Cela signifie-t-il qu'en France, un patron pris en flagrant délit d'adultère aurait connu le même sort que lui ? C'est probable, estime dans les colonnes du Parisien de ce lundi Sandra Gallissot, médiatrice assermentée auprès de la Cour d'appel et experte en ressources humaines, qui rappelle qu' « un PDG a un mandat social délivré par le conseil d'administration » et qu'il peut être révoqué à tout moment, et encore davantage si son comportement a « directement entaché la réputation de l'entreprise ». C'est d'ailleurs cette partition qu'a jouée la société Astronomer pour suspendre Andy Byron avant de le pousser à la démission.
Enfin, même si elles sont consenties, attention aux relations sexuelles sur le lieu de travail.

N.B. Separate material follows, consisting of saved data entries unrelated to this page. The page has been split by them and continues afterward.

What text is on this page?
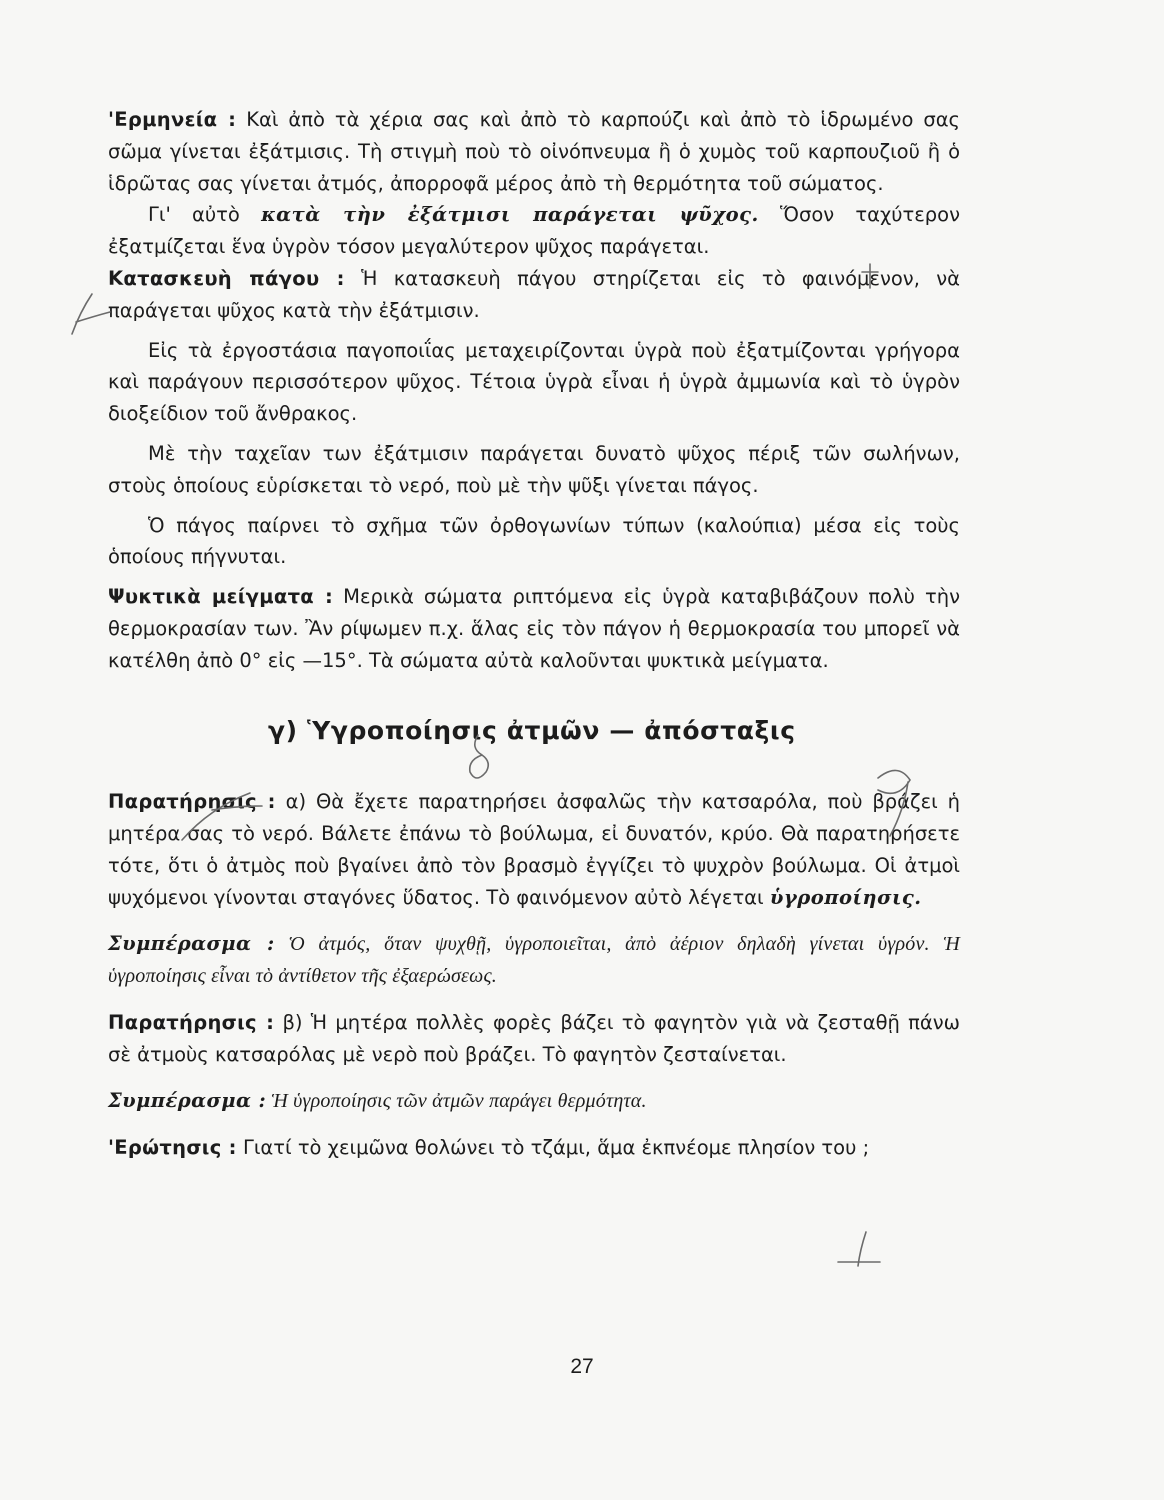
'Ερμηνεία : Καὶ ἀπὸ τὰ χέρια σας καὶ ἀπὸ τὸ καρπούζι καὶ ἀπὸ τὸ ἱδρωμένο σας σῶμα γίνεται ἐξάτμισις. Τὴ στιγμὴ ποὺ τὸ οἰνόπνευμα ἢ ὁ χυμὸς τοῦ καρπουζιοῦ ἢ ὁ ἱδρῶτας σας γίνεται ἀτμός, ἀπορροφᾶ μέρος ἀπὸ τὴ θερμότητα τοῦ σώματος.

Γι' αὐτὸ κατὰ τὴν ἐξάτμισι παράγεται ψῦχος. Ὅσον ταχύτερον ἐξατμίζεται ἕνα ὑγρὸν τόσον μεγαλύτερον ψῦχος παράγεται.

Κατασκευὴ πάγου : Ἡ κατασκευὴ πάγου στηρίζεται εἰς τὸ φαινόμενον, νὰ παράγεται ψῦχος κατὰ τὴν ἐξάτμισιν.

Εἰς τὰ ἐργοστάσια παγοποιΐας μεταχειρίζονται ὑγρὰ ποὺ ἐξατμίζονται γρήγορα καὶ παράγουν περισσότερον ψῦχος. Τέτοια ὑγρὰ εἶναι ἡ ὑγρὰ ἀμμωνία καὶ τὸ ὑγρὸν διοξείδιον τοῦ ἄνθρακος.

Μὲ τὴν ταχεῖαν των ἐξάτμισιν παράγεται δυνατὸ ψῦχος πέριξ τῶν σωλήνων, στοὺς ὁποίους εὑρίσκεται τὸ νερό, ποὺ μὲ τὴν ψῦξι γίνεται πάγος.

Ὁ πάγος παίρνει τὸ σχῆμα τῶν ὀρθογωνίων τύπων (καλούπια) μέσα εἰς τοὺς ὁποίους πήγνυται.

Ψυκτικὰ μείγματα : Μερικὰ σώματα ριπτόμενα εἰς ὑγρὰ καταβιβάζουν πολὺ τὴν θερμοκρασίαν των. Ἂν ρίψωμεν π.χ. ἅλας εἰς τὸν πάγον ἡ θερμοκρασία του μπορεῖ νὰ κατέλθη ἀπὸ 0° εἰς —15°. Τὰ σώματα αὐτὰ καλοῦνται ψυκτικὰ μείγματα.

γ) Ὑγροποίησις ἀτμῶν — ἀπόσταξις

Παρατήρησις : α) Θὰ ἔχετε παρατηρήσει ἀσφαλῶς τὴν κατσαρόλα, ποὺ βράζει ἡ μητέρα σας τὸ νερό. Βάλετε ἐπάνω τὸ βούλωμα, εἰ δυνατόν, κρύο. Θὰ παρατηρήσετε τότε, ὅτι ὁ ἀτμὸς ποὺ βγαίνει ἀπὸ τὸν βρασμὸ ἐγγίζει τὸ ψυχρὸν βούλωμα. Οἱ ἀτμοὶ ψυχόμενοι γίνονται σταγόνες ὕδατος. Τὸ φαινόμενον αὐτὸ λέγεται ὑγροποίησις.

Συμπέρασμα : Ὁ ἀτμός, ὅταν ψυχθῇ, ὑγροποιεῖται, ἀπὸ ἀέριον δηλαδὴ γίνεται ὑγρόν. Ἡ ὑγροποίησις εἶναι τὸ ἀντίθετον τῆς ἐξαερώσεως.

Παρατήρησις : β) Ἡ μητέρα πολλὲς φορὲς βάζει τὸ φαγητὸν γιὰ νὰ ζεσταθῇ πάνω σὲ ἀτμοὺς κατσαρόλας μὲ νερὸ ποὺ βράζει. Τὸ φαγητὸν ζεσταίνεται.

Συμπέρασμα : Ἡ ὑγροποίησις τῶν ἀτμῶν παράγει θερμότητα.

'Ερώτησις : Γιατί τὸ χειμῶνα θολώνει τὸ τζάμι, ἅμα ἐκπνέομε πλησίον του ;

27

Comme le rappellent Les Échos, elles peuvent valoir un licenciement pour faute grave. C'est ce qu'a en tout cas déclaré la Cour d'appel de Lyon dans son arrêt de novembre 2018: « Les relations sexuelles entretenues par deux salariés de l'entreprise, qui se sont déroulées sur le lieu de travail et ont eu pour témoin une salariée qui a été choquée constituent une violation grave des obligations contractuelles. De tels faits rendaient impossible la poursuite de la relation de travail, y compris durant la durée du préavis ».
Dans tous les cas, il appartient aux salariés engagés dans une relation d'évaluer leur situation personnelle et de déterminer ensemble s'ils souhaitent, ou non, en informer leur entreprise. De son côté, celle-ci est tenue de respecter les principes de non-discrimination et de respect de la vie privée de ses employés. En cas de problème, mieux vaut prendre conseil avec un avocat en droit du travail, qui pourra apporter des conseils adaptés à chacun.